December 15, 2024

Bitcoin (BTC) in ‘Pain’ Mode, Top Analyst Explains

U.Today – A complicated picture is painted by Bitcoin‘s current price action as the asset negotiates considerable market volatility. Bitcoin has swept both ends of its liquidity spectrum on the four-hour chart with bid liquidity at the bottom and clearing ask liquidity at the top. Due to the breaching of both resistance and support levels, this movement demonstrates Bitcoin’s volatility.

The analyst notes that Bitcoin has now stabilized in a value region, suggesting that attention may be directed toward the Point of Control (PoC) and support levels close to $98,000. Although slipping below could result in another test of lower support zones, regaining this zone and holding above it would provide a basis for recovery.

Lower time frames show that external factors, especially its relationship to conventional financial markets, have limited the price of Bitcoin. Sell flows on the Bitcoin market seem to be a direct result of weakness in the equity markets, particularly in the S&P 500 (ES). This interaction shows how macroeconomic variables continue to have an impact on the dynamics of the Bitcoin market.

The significance of the New York session’s low is one important finding. If Bitcoin is able to stay above this level, it may be a sign that passive bids are increasing, which could support a future upward move. On the other hand, falling below this low and running into pressure from passive sellers would indicate that the lower value is accepted, which could lead to a more significant correction.

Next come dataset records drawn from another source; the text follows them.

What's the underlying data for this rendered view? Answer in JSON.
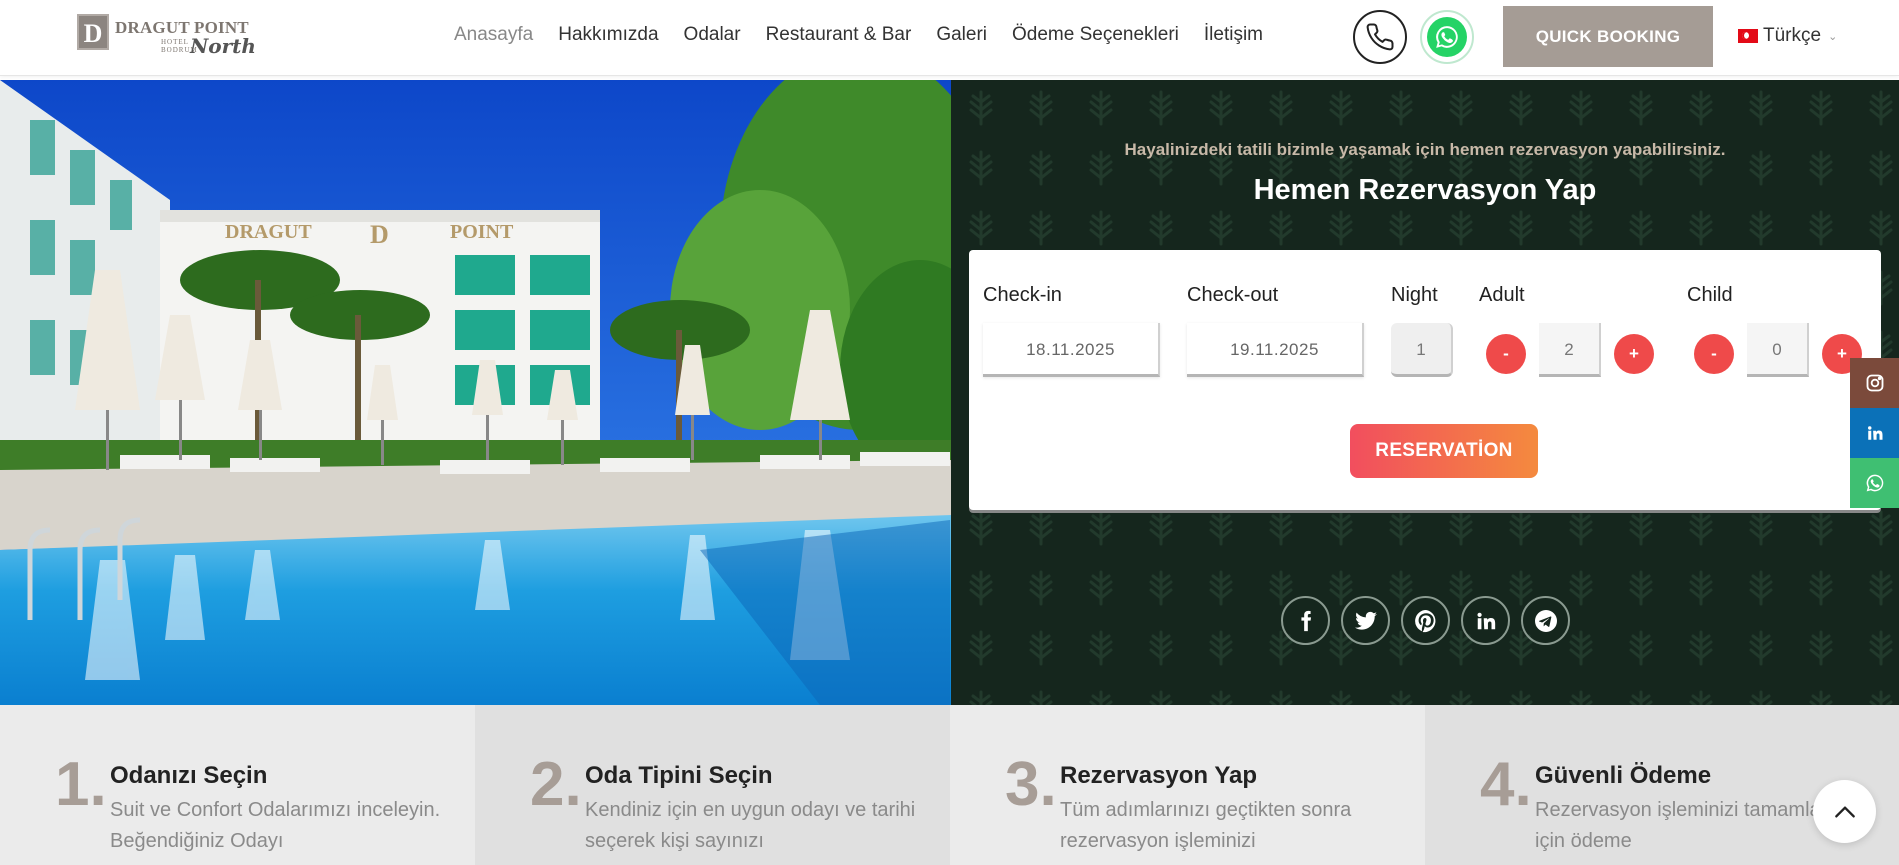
{
  "header": {
    "logo": {
      "mark": "D",
      "name": "DRAGUT POINT",
      "sub_hotel": "HOTEL",
      "sub_bodrum": "BODRUM",
      "script": "North"
    },
    "nav": [
      {
        "label": "Anasayfa",
        "active": true
      },
      {
        "label": "Hakkımızda"
      },
      {
        "label": "Odalar"
      },
      {
        "label": "Restaurant & Bar"
      },
      {
        "label": "Galeri"
      },
      {
        "label": "Ödeme Seçenekleri"
      },
      {
        "label": "İletişim"
      }
    ],
    "phone_icon": "phone-icon",
    "whatsapp_icon": "whatsapp-icon",
    "quick_booking": "QUICK BOOKING",
    "language": "Türkçe"
  },
  "booking": {
    "intro": "Hayalinizdeki tatili bizimle yaşamak için hemen rezervasyon yapabilirsiniz.",
    "title": "Hemen Rezervasyon Yap",
    "checkin_label": "Check-in",
    "checkin_value": "18.11.2025",
    "checkout_label": "Check-out",
    "checkout_value": "19.11.2025",
    "night_label": "Night",
    "night_value": "1",
    "adult_label": "Adult",
    "adult_value": "2",
    "child_label": "Child",
    "child_value": "0",
    "minus": "-",
    "plus": "+",
    "reservation_button": "RESERVATİON"
  },
  "steps": [
    {
      "num": "1.",
      "title": "Odanızı Seçin",
      "desc": "Suit ve Confort Odalarımızı inceleyin. Beğendiğiniz Odayı"
    },
    {
      "num": "2.",
      "title": "Oda Tipini Seçin",
      "desc": "Kendiniz için en uygun odayı ve tarihi seçerek kişi sayınızı"
    },
    {
      "num": "3.",
      "title": "Rezervasyon Yap",
      "desc": "Tüm adımlarınızı geçtikten sonra rezervasyon işleminizi"
    },
    {
      "num": "4.",
      "title": "Güvenli Ödeme",
      "desc": "Rezervasyon işleminizi tamamlamak için ödeme"
    }
  ],
  "colors": {
    "panel_bg": "#15261d",
    "quick_booking_bg": "#a59c95",
    "accent_red": "#ef4a4a",
    "reservation_gradient_start": "#f24e5e",
    "reservation_gradient_end": "#f48a3e"
  }
}
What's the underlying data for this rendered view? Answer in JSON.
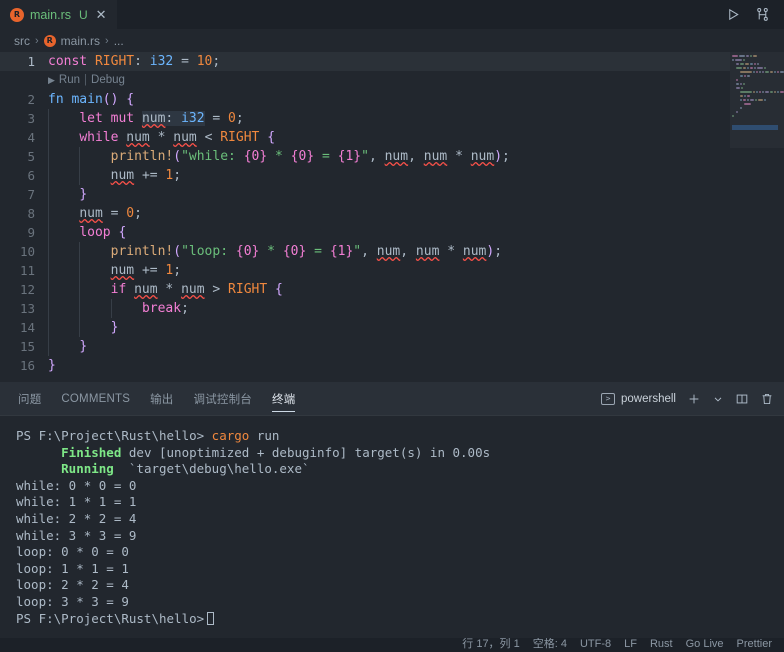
{
  "window": {
    "tab": {
      "icon": "rust-file-icon",
      "filename": "main.rs",
      "dirty_marker": "U",
      "close": "✕"
    },
    "actions": {
      "run": "run-icon",
      "split": "split-editor-icon"
    }
  },
  "breadcrumb": {
    "items": [
      "src",
      "main.rs",
      "..."
    ],
    "separator": "›"
  },
  "codelens": {
    "play": "▶",
    "run": "Run",
    "bar": "|",
    "debug": "Debug"
  },
  "editor": {
    "language": "rust",
    "current_line": 1,
    "lines": [
      {
        "n": "1",
        "code": "const RIGHT: i32 = 10;"
      },
      {
        "n": "2",
        "code": "fn main() {"
      },
      {
        "n": "3",
        "code": "    let mut num: i32 = 0;"
      },
      {
        "n": "4",
        "code": "    while num * num < RIGHT {"
      },
      {
        "n": "5",
        "code": "        println!(\"while: {0} * {0} = {1}\", num, num * num);"
      },
      {
        "n": "6",
        "code": "        num += 1;"
      },
      {
        "n": "7",
        "code": "    }"
      },
      {
        "n": "8",
        "code": "    num = 0;"
      },
      {
        "n": "9",
        "code": "    loop {"
      },
      {
        "n": "10",
        "code": "        println!(\"loop: {0} * {0} = {1}\", num, num * num);"
      },
      {
        "n": "11",
        "code": "        num += 1;"
      },
      {
        "n": "12",
        "code": "        if num * num > RIGHT {"
      },
      {
        "n": "13",
        "code": "            break;"
      },
      {
        "n": "14",
        "code": "        }"
      },
      {
        "n": "15",
        "code": "    }"
      },
      {
        "n": "16",
        "code": "}"
      }
    ]
  },
  "panel": {
    "tabs": [
      {
        "label": "问题",
        "active": false
      },
      {
        "label": "COMMENTS",
        "active": false
      },
      {
        "label": "输出",
        "active": false
      },
      {
        "label": "调试控制台",
        "active": false
      },
      {
        "label": "终端",
        "active": true
      }
    ],
    "terminal_name": "powershell",
    "actions": {
      "new": "+",
      "dropdown": "⌄",
      "split": "split-terminal-icon",
      "kill": "trash-icon"
    }
  },
  "terminal": {
    "prompt": "PS F:\\Project\\Rust\\hello>",
    "command": "cargo",
    "command_args": " run",
    "lines": [
      {
        "type": "status",
        "label": "Finished",
        "text": " dev [unoptimized + debuginfo] target(s) in 0.00s"
      },
      {
        "type": "status",
        "label": "Running",
        "text": "  `target\\debug\\hello.exe`"
      },
      {
        "type": "out",
        "text": "while: 0 * 0 = 0"
      },
      {
        "type": "out",
        "text": "while: 1 * 1 = 1"
      },
      {
        "type": "out",
        "text": "while: 2 * 2 = 4"
      },
      {
        "type": "out",
        "text": "while: 3 * 3 = 9"
      },
      {
        "type": "out",
        "text": "loop: 0 * 0 = 0"
      },
      {
        "type": "out",
        "text": "loop: 1 * 1 = 1"
      },
      {
        "type": "out",
        "text": "loop: 2 * 2 = 4"
      },
      {
        "type": "out",
        "text": "loop: 3 * 3 = 9"
      }
    ],
    "final_prompt": "PS F:\\Project\\Rust\\hello>"
  },
  "statusbar": {
    "right": [
      "行 17，列 1",
      "空格: 4",
      "UTF-8",
      "LF",
      "Rust",
      "Go Live",
      "Prettier"
    ]
  },
  "colors": {
    "editor_bg": "#22272e",
    "tabbar_bg": "#1c2128",
    "panel_tabbar_bg": "#2a3038",
    "accent_green": "#6bbf7b",
    "rust_orange": "#e8642c",
    "error_red": "#f85149",
    "status_green": "#7ee787"
  }
}
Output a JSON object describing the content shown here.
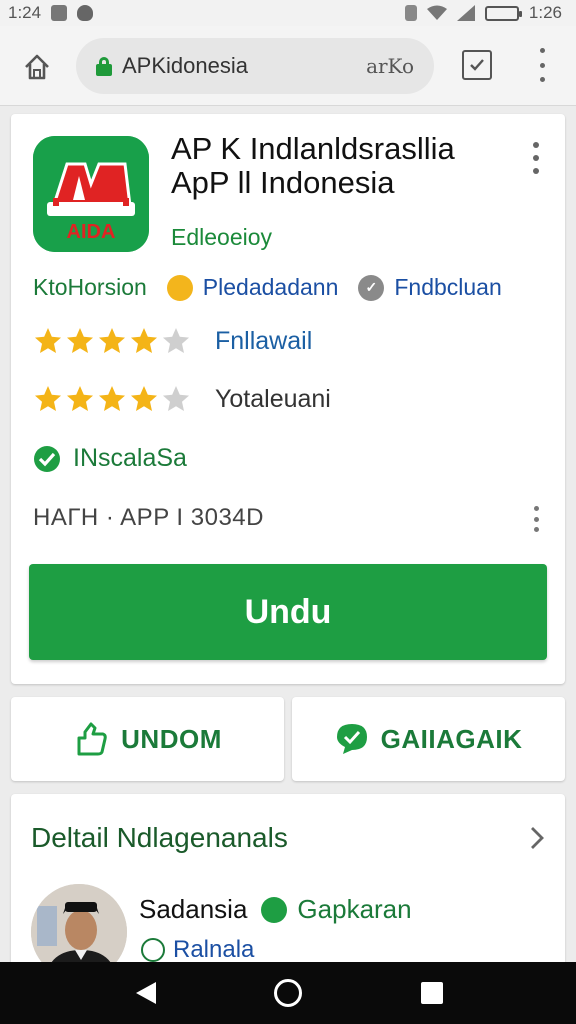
{
  "status_bar": {
    "time_left": "1:24",
    "time_right": "1:26"
  },
  "browser": {
    "url": "APKidonesia",
    "url_suffix": "arKo"
  },
  "app": {
    "title_line1": "AP K Indlanldsrasllia",
    "title_line2": "ApP ll Indonesia",
    "developer": "Edleoeioy",
    "icon_text": "AIDA",
    "meta": {
      "label1": "KtoHorsion",
      "label2": "Pledadadann",
      "label3": "Fndbcluan"
    },
    "rating_rows": [
      {
        "label": "Fnllawail",
        "stars": 4
      },
      {
        "label": "Yotaleuani",
        "stars": 4
      }
    ],
    "installed_label": "INscalaSa",
    "version_text": "HAГH · APP I 3034D",
    "download_label": "Undu"
  },
  "actions": {
    "left_label": "UNDOM",
    "right_label": "GAIIAGAIK"
  },
  "details": {
    "title": "Deltail Ndlagenanals",
    "reviewer_name": "Sadansia",
    "reviewer_badge": "Gapkaran",
    "reviewer_sub": "Ralnala"
  },
  "colors": {
    "brand_green": "#1e9e43",
    "star_gold": "#f4b417",
    "link_blue": "#1b4fa3"
  }
}
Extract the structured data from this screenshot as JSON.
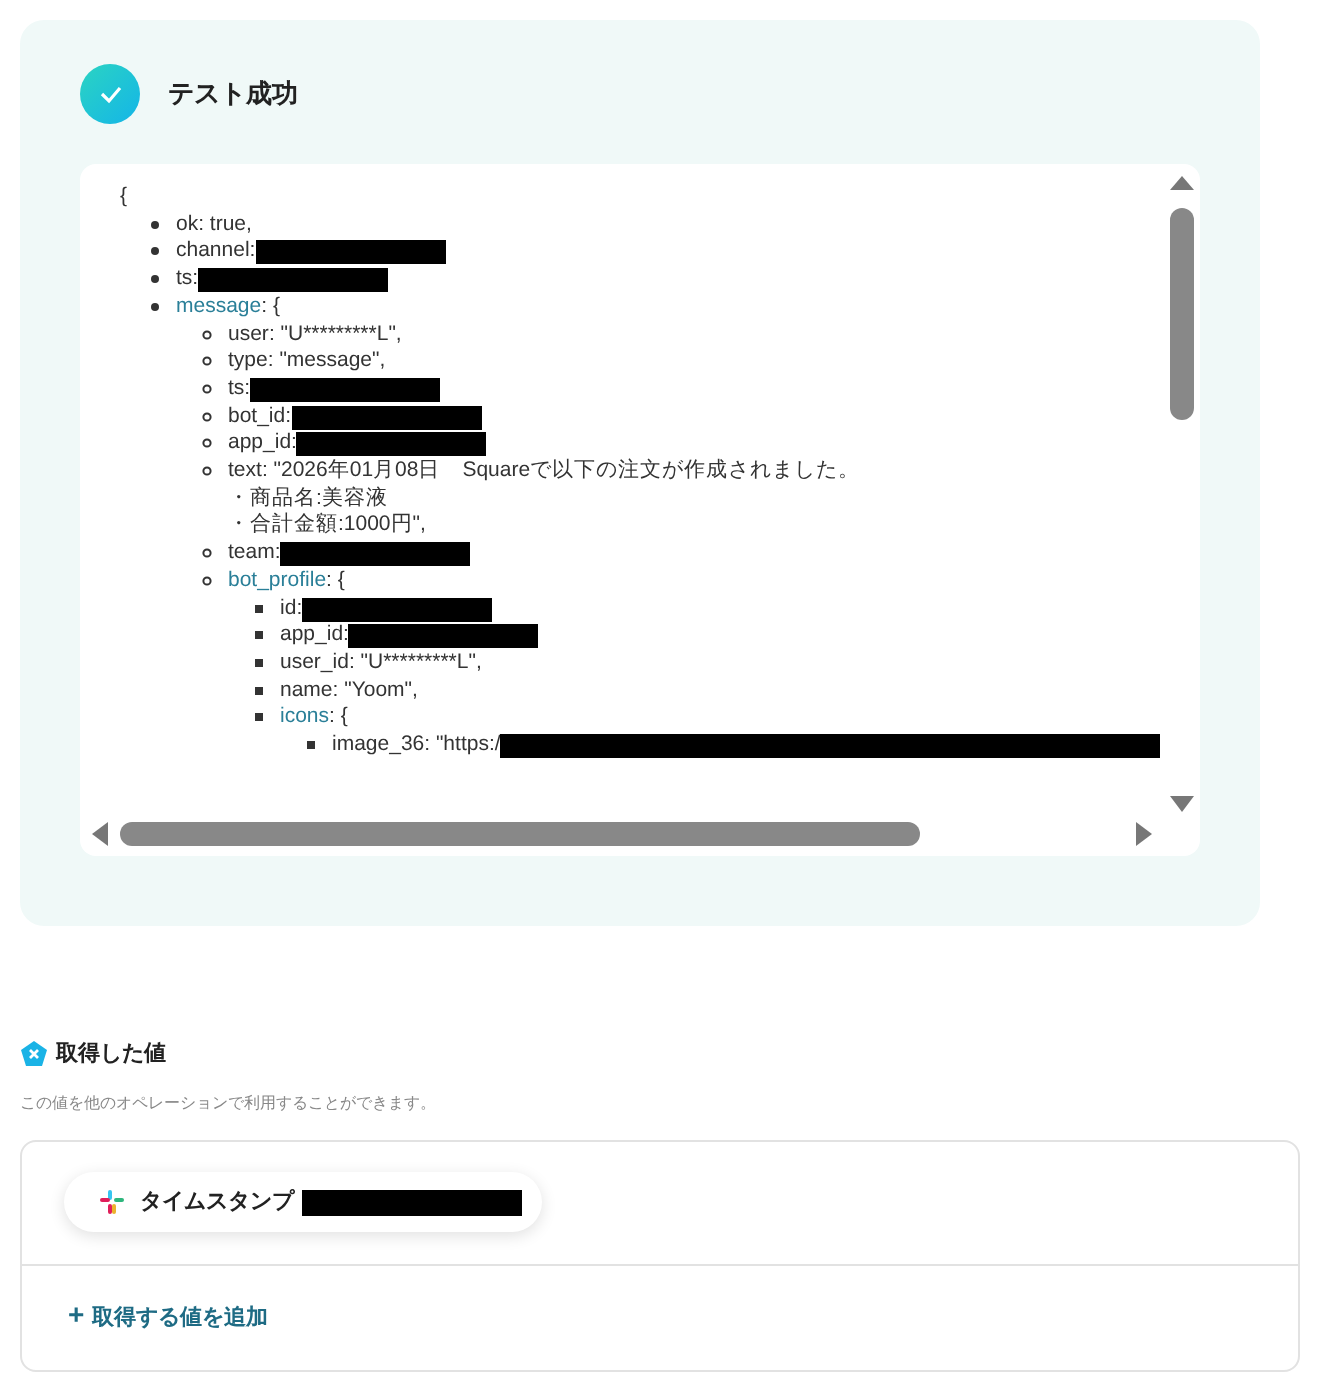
{
  "result": {
    "title": "テスト成功",
    "json_view": {
      "open": "{",
      "items": [
        {
          "key": "ok",
          "rest": ": true,"
        },
        {
          "key": "channel",
          "rest": ": ",
          "redacted": true
        },
        {
          "key": "ts",
          "rest": ":",
          "redacted": true
        },
        {
          "key": "message",
          "kind": "object",
          "rest": ": {",
          "children": [
            {
              "key": "user",
              "rest": ": \"U*********L\","
            },
            {
              "key": "type",
              "rest": ": \"message\","
            },
            {
              "key": "ts",
              "rest": ": ",
              "redacted": true
            },
            {
              "key": "bot_id",
              "rest": ": ",
              "redacted": true
            },
            {
              "key": "app_id",
              "rest": ": ",
              "redacted": true
            },
            {
              "key": "text",
              "rest": ": \"2026年01月08日　Squareで以下の注文が作成されました。",
              "continuation": [
                "・商品名:美容液",
                "・合計金額:1000円\","
              ]
            },
            {
              "key": "team",
              "rest": ":",
              "redacted": true
            },
            {
              "key": "bot_profile",
              "kind": "object",
              "rest": ": {",
              "children": [
                {
                  "key": "id",
                  "rest": ": ",
                  "redacted": true
                },
                {
                  "key": "app_id",
                  "rest": ": ",
                  "redacted": true
                },
                {
                  "key": "user_id",
                  "rest": ": \"U*********L\","
                },
                {
                  "key": "name",
                  "rest": ": \"Yoom\","
                },
                {
                  "key": "icons",
                  "kind": "object",
                  "rest": ": {",
                  "children": [
                    {
                      "key": "image_36",
                      "rest": ": \"https:/",
                      "redacted": true
                    }
                  ]
                }
              ]
            }
          ]
        }
      ]
    }
  },
  "acquired": {
    "title": "取得した値",
    "description": "この値を他のオペレーションで利用することができます。",
    "values": [
      {
        "label": "タイムスタンプ",
        "redacted": true
      }
    ],
    "add_link": {
      "icon": "+",
      "label": "取得する値を追加"
    }
  }
}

Traders are encouraged to keep an eye on whether Bitcoin can maintain its position within the value area, even though the $98,000 level appears to be a crucial zone. Given that both liquidity extremes have already been swept, the next move will probably depend on whether Bitcoin can find and hold support or run the risk of entering a more significant pain mode with more declines. For a clearer direction during this volatile phase, Bitcoin traders should closely monitor key levels and pay attention to broader market cues.